Ливви тогда сказала, что ее раны были язвами.

– Я думала, что у твоей мамы то же, что и у меня.

Когда она наконец заговаривает, ее голос звучит по-другому. Он звучит угрюмо.

– Если ты так заботишься о том, что подумают люди, можешь и дальше прятаться.

– Что?

– Прячься. Не выходи из дома. Оставайся весь день в своей комнате.

– Я стесняюсь, ясно?

Я чувствую, как у меня сводит живот и глаза наполняются слезами. На какое-то мгновение мне показалось, что Ливви сможет понять. Но она не понимает. Никто из здоровых людей не сможет понять. Как они поймут?

– Нормально – это то, как ты выглядишь, Ливви. Уверена, ты никогда не думала дважды, прежде чем надеть шорты! Чего ты вообще когда-нибудь стеснялась? Со своими идеальными загорелыми ногами!

Я знаю, что это звучит гнусно, но ничего не могу с собой поделать. Правда в том, что я завидую – завидую тому, что она родилась с такой хорошей внешностью, а я нет.

– Моя мама не выходит из дома, потому что очень стесняется того, как она выглядит.

– Серьезно? Ну она может сесть на диету и сбросить вес! Я перепробовала всё, чтобы вылечить свою кожу. Лечения нет. Всё, что нужно сделать твоей маме, – это перестать есть и начать немного заниматься. Это довольно просто на самом деле.
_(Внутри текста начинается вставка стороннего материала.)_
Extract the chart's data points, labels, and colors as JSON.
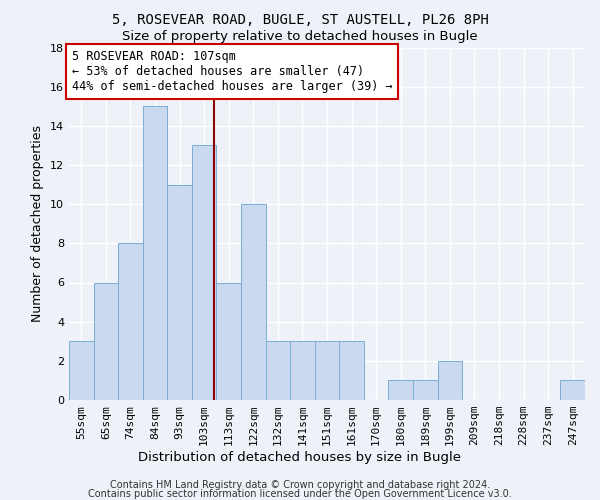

– Ты правда так думаешь? – Ливви кричит в трубку. – Позволь кое-что рассказать тебе, мисс Всезнайка. У мамы патологическое ожирение. Так говорят врачи. Это болезнь – настоящая болезнь. Она всегда хочет есть. Нет кнопки «выключить». Мама никогда не чувствует сытости. И врачи говорят, что она переедает, чтобы наказать себя.

– Наказать себя?

– Ага. Мама была очень активной, но после того, как повредила спину, больше не могла делать ничего из того, что делала раньше. Ты никогда не задумывалась, что когда ты так выглядишь, то жутко себя ненавидишь? Мама продолжает есть, потому что еда для нее как лекарство. На какое-то время она чувствует себя лучше, но в конце концов всё становится только хуже.

Внезапно я почувствовала себя просто ужасно. Люди строят предположения обо мне и моей болезни, но я делаю то же самое в отношении мамы Ливви.

– Мама сидит перед телевизором весь день, потому что стесняется выходить и постоянно чувствует боль. Как думаешь, что у нее за жизнь, спрятанная от всего мира?

– Думаю, это не жизнь, – говорю я тихо.

– Верно. Поэтому даже не думай прятаться, ясно? Не наказывай себя за то, что не можешь вылечить! Смирись с этим! У нас у всех проблемы.

Гудки раздаются эхом у меня в ушах.

Глава 23

Я лежу в глубокой больничной ванне из нержавеющей стали, и на меня со стен смотрят холодные серые плитки. Лосьон плавает на поверхности воды, как нефтяное пятно. Толстые ребристые шланги обвиваются вокруг кранов таким образом, чтобы медсестры могли крепче их ухватить и повернуть, чтобы искупать меня. Дверь не запирается. Потому что, если я поскользнусь и поранюсь, медсестры не смогут попасть внутрь. Я держу один душ на груди, другой между ног. Не то чтобы там было на что смотреть, но я не хочу, чтобы кто-нибудь смотрел, а это то же самое.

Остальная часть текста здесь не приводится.